The compliance team as the primary user
One effect of this shift that we didn't fully anticipate: the compliance team can now own their configuration. They don't need to raise a development ticket to update a KYC timeline. They don't need to wait for a deployment to change a SOW threshold. They review the configuration, make the change in the back office, and it's live.
This is the right division of labor. Compliance rules are a compliance domain problem. They should be owned by the people who understand the regulatory requirements — not filtered through a development team who have to translate regulatory text into conditional logic.

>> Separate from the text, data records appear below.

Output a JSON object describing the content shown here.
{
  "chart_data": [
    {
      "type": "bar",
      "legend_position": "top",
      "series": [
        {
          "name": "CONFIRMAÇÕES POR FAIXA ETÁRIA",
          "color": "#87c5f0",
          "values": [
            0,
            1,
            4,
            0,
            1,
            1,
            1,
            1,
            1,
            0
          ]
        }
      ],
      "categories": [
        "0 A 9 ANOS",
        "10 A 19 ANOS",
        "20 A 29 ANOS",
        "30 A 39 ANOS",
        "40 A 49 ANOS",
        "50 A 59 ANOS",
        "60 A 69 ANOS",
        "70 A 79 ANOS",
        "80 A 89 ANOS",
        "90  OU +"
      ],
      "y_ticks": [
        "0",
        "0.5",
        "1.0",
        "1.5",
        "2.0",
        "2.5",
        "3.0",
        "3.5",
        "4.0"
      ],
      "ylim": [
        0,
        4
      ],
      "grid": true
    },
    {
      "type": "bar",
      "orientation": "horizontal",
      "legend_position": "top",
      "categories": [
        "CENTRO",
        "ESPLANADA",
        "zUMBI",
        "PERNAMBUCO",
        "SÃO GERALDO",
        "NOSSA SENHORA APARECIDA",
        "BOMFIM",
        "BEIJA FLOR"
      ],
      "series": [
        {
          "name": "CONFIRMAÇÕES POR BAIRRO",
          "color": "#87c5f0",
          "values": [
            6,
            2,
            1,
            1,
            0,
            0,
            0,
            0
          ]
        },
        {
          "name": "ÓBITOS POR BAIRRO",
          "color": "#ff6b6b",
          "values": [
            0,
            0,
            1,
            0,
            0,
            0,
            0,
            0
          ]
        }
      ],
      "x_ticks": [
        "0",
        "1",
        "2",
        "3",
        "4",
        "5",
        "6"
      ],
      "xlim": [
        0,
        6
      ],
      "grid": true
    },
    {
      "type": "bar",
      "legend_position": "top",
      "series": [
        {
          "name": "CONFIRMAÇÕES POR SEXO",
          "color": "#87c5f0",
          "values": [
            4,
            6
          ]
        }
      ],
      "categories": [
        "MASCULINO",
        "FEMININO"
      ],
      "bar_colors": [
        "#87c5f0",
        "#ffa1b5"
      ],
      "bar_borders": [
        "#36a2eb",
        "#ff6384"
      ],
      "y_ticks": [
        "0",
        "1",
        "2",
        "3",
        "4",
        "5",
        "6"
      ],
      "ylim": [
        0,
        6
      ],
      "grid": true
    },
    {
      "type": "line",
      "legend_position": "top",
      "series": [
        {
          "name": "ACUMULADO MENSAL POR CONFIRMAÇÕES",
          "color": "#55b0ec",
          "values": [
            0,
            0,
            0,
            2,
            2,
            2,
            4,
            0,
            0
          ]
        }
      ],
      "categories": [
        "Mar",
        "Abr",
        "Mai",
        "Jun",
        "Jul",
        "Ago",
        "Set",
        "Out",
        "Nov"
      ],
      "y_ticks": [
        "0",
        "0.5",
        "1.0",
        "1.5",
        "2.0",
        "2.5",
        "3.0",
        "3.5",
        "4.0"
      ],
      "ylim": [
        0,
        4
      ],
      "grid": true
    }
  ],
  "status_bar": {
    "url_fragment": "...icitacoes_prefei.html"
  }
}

PAM is live in five regulated markets. Each operates with its own jurisdiction configuration. When a market's rules change, the update is a configuration edit — reviewed by the compliance team, applied without a deployment, effective immediately. The last time a regulatory update required a code change, it was because the regulator introduced an entirely new data requirement that didn't exist in our data model — which is the correct trigger for a code change.
The principle
If compliance changes keep triggering deployments, the architecture has confused data with logic. The enforcement mechanism is code. The rules it enforces are data. Separating the two isn't just an architectural preference — in a regulated industry, it's the only model that scales without accumulating risk with every new market.